APART from Italy, a team that at least tries to play some positive, creative rugby, this season's Six Nations Championship is proving to be one of the tightest in recent memory.
Even though the Ireland v English clash, the weekend after this, is perhaps already seen as the defining game, it seems that all teams, possibly the Italians apart, are capable of beating each other.
Right from the outset of this championship I thought that Ireland had the ability to retain the Six Nations trophy, I also felt that there wouldn't be an outright Grand-slam winner, that in fact all the main contenders would cough up at least one game.
If you look at all the remaining games none of the results are clearly written in stone.
Ireland are in a pretty good place after two wins from two starts, and when captain Paul O'Connell threw his arms up after last week's win you realised just what it meant to take down France in successive years.
O'Connell is one of the older Irish players, players that rarely had the chance to savour a win over Les Blues yet some of his younger team-mates must have be thinking "What is all the fuss about Paulie we have never lost to them".
Joe Schmidt has this Irish team playing to their strengths, he also it seems has a game-plan tailored for every opposition.
For instance against Italy Ireland kicked a lot of first phase possession for territory, but against France Ireland changed tack and started the game by running the ball from deep and moving the big French pack from side to side with ball in hand.

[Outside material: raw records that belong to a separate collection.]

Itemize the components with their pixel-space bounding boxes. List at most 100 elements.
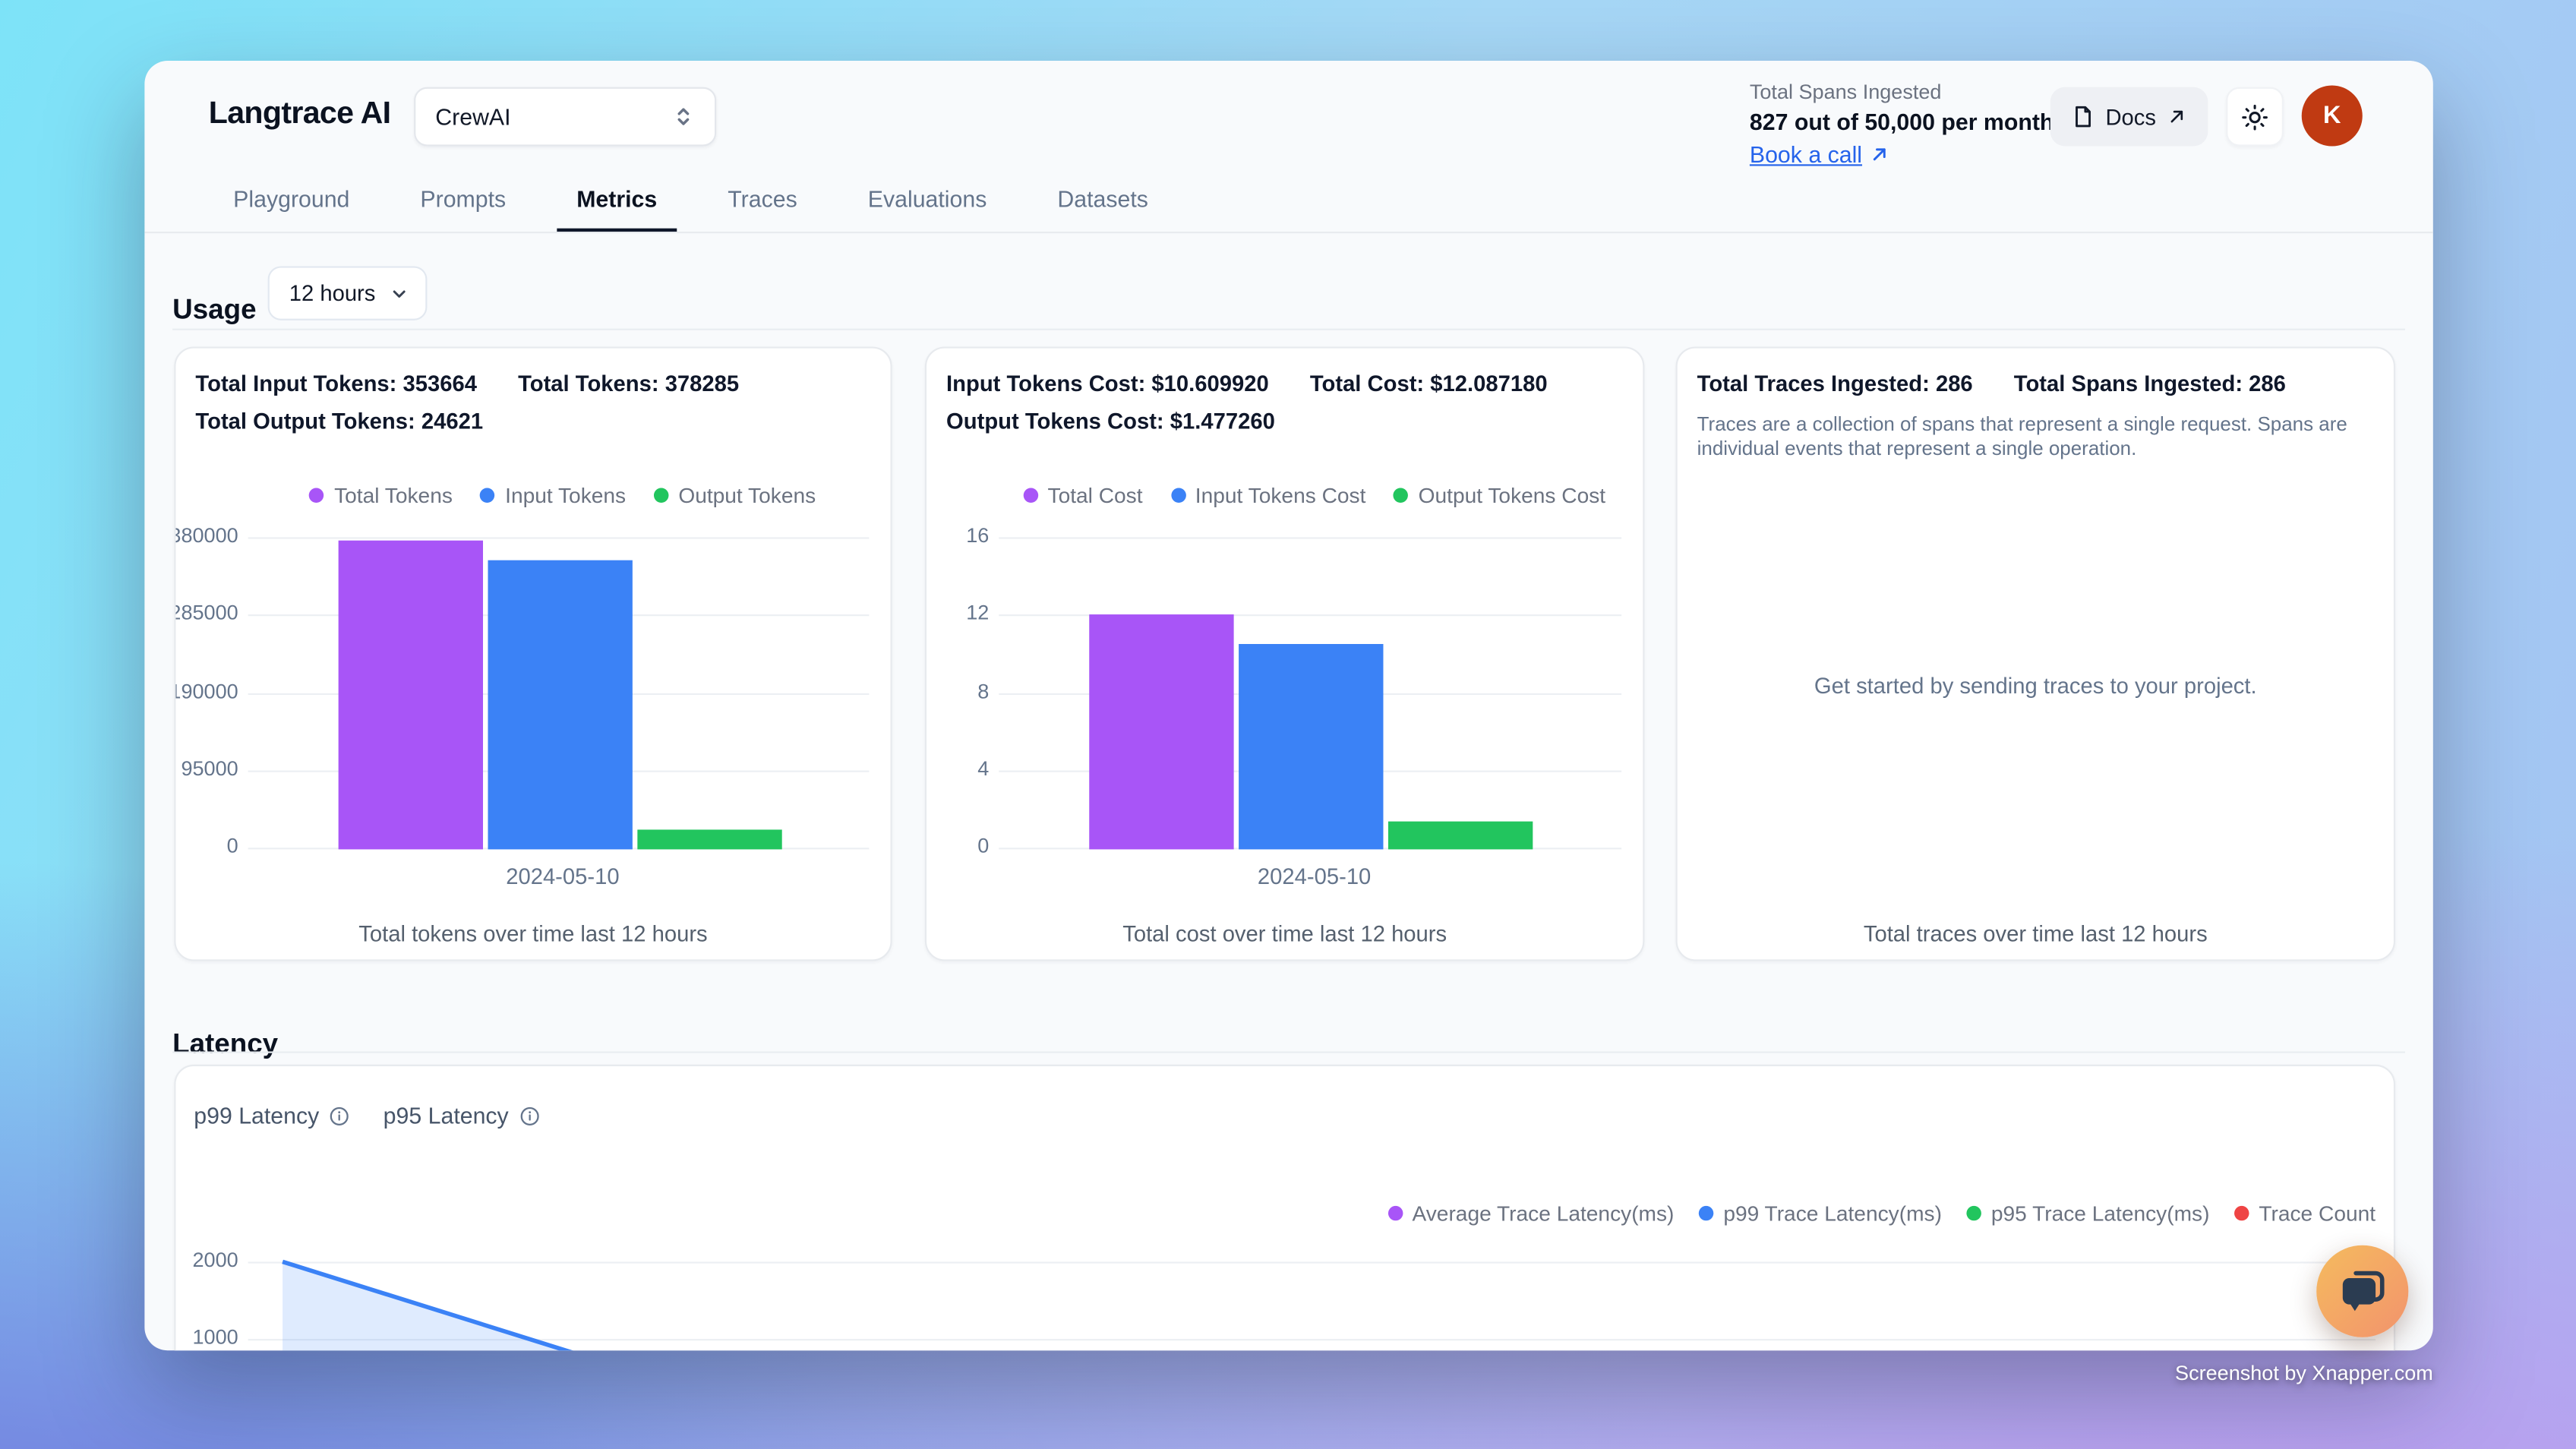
project-selector-value: CrewAI <box>435 103 511 130</box>
legend-dot-icon <box>1394 488 1409 503</box>
usage-section-title: Usage <box>172 294 257 326</box>
docs-button-label: Docs <box>2105 104 2157 129</box>
theme-toggle-button[interactable] <box>2226 87 2284 147</box>
legend-dot-icon <box>1966 1205 1981 1221</box>
cost-x-axis-label: 2024-05-10 <box>1257 863 1372 889</box>
legend-item: p99 Trace Latency(ms) <box>1698 1201 1942 1226</box>
book-a-call-link[interactable]: Book a call <box>1750 139 1890 170</box>
app-logo: Langtrace AI <box>208 96 391 132</box>
time-range-value: 12 hours <box>289 280 376 306</box>
stat-item: Total Tokens: 378285 <box>518 371 740 396</box>
bar-input-tokens <box>488 560 633 850</box>
cost-chart-caption: Total cost over time last 12 hours <box>1122 921 1447 947</box>
y-tick-label: 2000 <box>192 1249 238 1272</box>
legend-dot-icon <box>1698 1205 1714 1221</box>
legend-dot-icon <box>653 488 669 503</box>
latency-section-title: Latency <box>172 1028 279 1060</box>
cost-card: Input Tokens Cost: $10.609920 Total Cost:… <box>924 346 1645 961</box>
legend-item: Output Tokens Cost <box>1394 483 1605 507</box>
tokens-x-axis-label: 2024-05-10 <box>506 863 620 889</box>
tokens-card: Total Input Tokens: 353664 Total Tokens: … <box>174 346 892 961</box>
legend-dot-icon <box>1023 488 1038 503</box>
chat-bubbles-icon <box>2338 1267 2387 1316</box>
y-tick-label: 285000 <box>174 601 238 625</box>
legend-item: Total Cost <box>1023 483 1143 507</box>
stat-item: Total Spans Ingested: 286 <box>2013 371 2286 396</box>
bar-total-tokens <box>338 540 483 850</box>
legend-item: Trace Count <box>2233 1201 2376 1226</box>
tab-p95-latency[interactable]: p95 Latency <box>384 1103 540 1129</box>
tab-playground[interactable]: Playground <box>213 169 369 232</box>
tab-metrics[interactable]: Metrics <box>557 169 677 232</box>
y-tick-label: 0 <box>226 834 238 858</box>
stat-item: Input Tokens Cost: $10.609920 <box>946 371 1269 396</box>
legend-item: Input Tokens Cost <box>1170 483 1365 507</box>
tab-traces[interactable]: Traces <box>708 169 816 232</box>
traces-empty-state: Get started by sending traces to your pr… <box>1697 469 2374 902</box>
time-range-selector[interactable]: 12 hours <box>267 266 427 320</box>
y-tick-label: 190000 <box>174 679 238 702</box>
cost-bar-chart: 0 4 8 12 16 <box>966 524 1622 857</box>
bar-input-tokens-cost <box>1239 643 1384 850</box>
latency-metric-tabs: p99 Latency p95 Latency <box>194 1103 540 1129</box>
legend-dot-icon <box>2233 1205 2249 1221</box>
y-tick-label: 4 <box>977 756 990 781</box>
watermark: Screenshot by Xnapper.com <box>2175 1362 2433 1385</box>
tab-prompts[interactable]: Prompts <box>400 169 526 232</box>
tab-evaluations[interactable]: Evaluations <box>848 169 1007 232</box>
legend-item: p95 Trace Latency(ms) <box>1966 1201 2209 1226</box>
stat-item: Total Input Tokens: 353664 <box>195 371 477 396</box>
tokens-stats-row1: Total Input Tokens: 353664 Total Tokens: … <box>195 371 739 396</box>
tokens-chart-caption: Total tokens over time last 12 hours <box>358 921 708 947</box>
chevron-up-down-icon <box>672 105 695 128</box>
tokens-chart-legend: Total Tokens Input Tokens Output Tokens <box>256 483 869 507</box>
tokens-bar-chart: 0 95000 190000 285000 380000 <box>175 524 870 857</box>
legend-dot-icon <box>309 488 325 503</box>
traces-chart-caption: Total traces over time last 12 hours <box>1863 921 2208 947</box>
spans-ingested-label: Total Spans Ingested <box>1749 80 1942 104</box>
legend-dot-icon <box>1170 488 1185 503</box>
legend-item: Input Tokens <box>480 483 626 507</box>
tab-p99-latency[interactable]: p99 Latency <box>194 1103 350 1129</box>
stat-item: Output Tokens Cost: $1.477260 <box>946 409 1275 434</box>
traces-stats-row1: Total Traces Ingested: 286 Total Spans In… <box>1697 371 2286 396</box>
stat-item: Total Output Tokens: 24621 <box>195 409 484 434</box>
y-tick-label: 8 <box>977 679 990 702</box>
tab-datasets[interactable]: Datasets <box>1037 169 1167 232</box>
traces-description: Traces are a collection of spans that re… <box>1697 412 2347 461</box>
divider <box>172 328 2406 330</box>
info-icon <box>519 1105 540 1126</box>
stat-item: Total Cost: $12.087180 <box>1309 371 1548 396</box>
usage-summary: Total Spans Ingested 827 out of 50,000 p… <box>1750 79 2054 173</box>
tokens-stats-row2: Total Output Tokens: 24621 <box>195 409 483 434</box>
external-link-icon <box>2167 107 2187 127</box>
external-link-icon <box>1870 145 1890 165</box>
legend-item: Average Trace Latency(ms) <box>1387 1201 1674 1226</box>
y-tick-label: 380000 <box>174 524 238 548</box>
p99-latency-line <box>282 1259 573 1351</box>
traces-card: Total Traces Ingested: 286 Total Spans In… <box>1675 346 2396 961</box>
cost-chart-legend: Total Cost Input Tokens Cost Output Tokens… <box>1007 483 1621 507</box>
sun-icon <box>2241 103 2269 131</box>
bar-total-cost <box>1089 614 1234 850</box>
stat-item: Total Traces Ingested: 286 <box>1697 371 1973 396</box>
avatar[interactable]: K <box>2301 85 2363 147</box>
gridline: 16 <box>966 524 1622 547</box>
legend-item: Output Tokens <box>653 483 816 507</box>
docs-button[interactable]: Docs <box>2050 87 2208 147</box>
document-icon <box>2071 105 2094 128</box>
y-tick-label: 16 <box>966 524 990 548</box>
bar-output-tokens <box>637 829 782 850</box>
chat-widget-button[interactable] <box>2316 1245 2409 1337</box>
y-tick-label: 0 <box>977 834 990 858</box>
main-nav-tabs: Playground Prompts Metrics Traces Evaluation… <box>144 169 2433 234</box>
app-window: Langtrace AI CrewAI Total Spans Ingested… <box>144 61 2433 1351</box>
gridline: 2000 <box>193 1249 2376 1271</box>
y-tick-label: 12 <box>966 601 990 625</box>
latency-chart-legend: Average Trace Latency(ms) p99 Trace Laten… <box>1387 1201 2376 1226</box>
legend-dot-icon <box>480 488 496 503</box>
spans-ingested-value: 827 out of 50,000 per month <box>1749 108 2054 135</box>
legend-item: Total Tokens <box>309 483 453 507</box>
project-selector[interactable]: CrewAI <box>414 87 717 147</box>
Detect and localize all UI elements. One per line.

Schmidt is known for his attention to detail, sitting up into the small hours of the morning constructing a plan that exposes opposition teams' weaknesses.
In other years we sometimes struggled to see any discernible way that Irish teams actually played, but under the adopted Kiwi Ireland seem to have a blueprint for almost every team, just look at the results under Schmidt's tutelage.With Johnny Sexton, Seán O'Brien and Cian Healy all another game to the good, coupled with the emergence and improvement of players like Dominic Ryan, Jordi Murphy, Iain Henderson and Robbie Henshaw Ireland has every right to feel that if they can just get over England's physicality and ability to scrum (Ireland's Achilles heel) then the possibility of something truly special is on.
The Welsh match in Cardiff a week later has always worried me from the onset, not because I believe that Wales are a superior side, they are not.
I just fear that if Ireland do beat England they may just be lulled into thinking that Wales will be easier, but it will be tough in Cardiff.
Wales and their ex-Irish coach Warren Gatland will be waiting in the long grass to avenge last year's humiliating loss in the Aviva.
Wales have an almost all Lions backline that featured in Australia a couple of years ago but the game has moved on.
Outstanding in aerial combat, Wales still do not have much subtlety in the way they play the game, and that has often been Gatland's style, building teams, albeit successfully, around a few key players, extreme fitness and a simple bludgeoning game-plan.
When you have a backline containing the likes of Jonathan Davies, Jamie Roberts, George North and Alex Cuthbert it is not rocket science as to what to expect, and teams are now reading them.
To be effective those big men need quality front foot ball, and with the likes of Gethin Jenkins now well past his sell buy date and with the Jones boys out to pasture Wales are struggling in the set-piece game not helped by visible infighting on the field.
Under Vern Cotter there is no bickering and the Scottish Bravehearts are currently boxing well above their weight and actually have perhaps the best back-three combination in the championship with full-back Stuart Hogg the standout player from all the games to date.
The problem for Scotland is an inability to close out close games and getting enough ball to their back-three.
The Hogg try in the first half against Wales was more the result of a Welsh turnover than Scotland actually creating anything, and Scotland will struggle as the championship goes on, especially now that they have lost some key men.
Their impact bench also looks fairly weak and inexperienced when compared to the other teams. Scotland counter-ruck exceptionally well under Cotter but that statistic says something too, mainly that the Scots are defending for too long.
Last week against Wales, Scotland had just 15 per cent of the possession in the second half, that shows that (a) defending all day long will soon become tiring and (b) that despite all the ball Wales cannot create much themselves.
France showed a slight improvement last week against Ireland, despite having a coach who can't motivate them or select his best team. With Morgan Parra surely restored to scrumhalf and a strong scrum, France could still upset the likes of Wales and England, but they are too predictable, one dimensional and badly need some team spirit, something that seems to have been lacking for a number of years.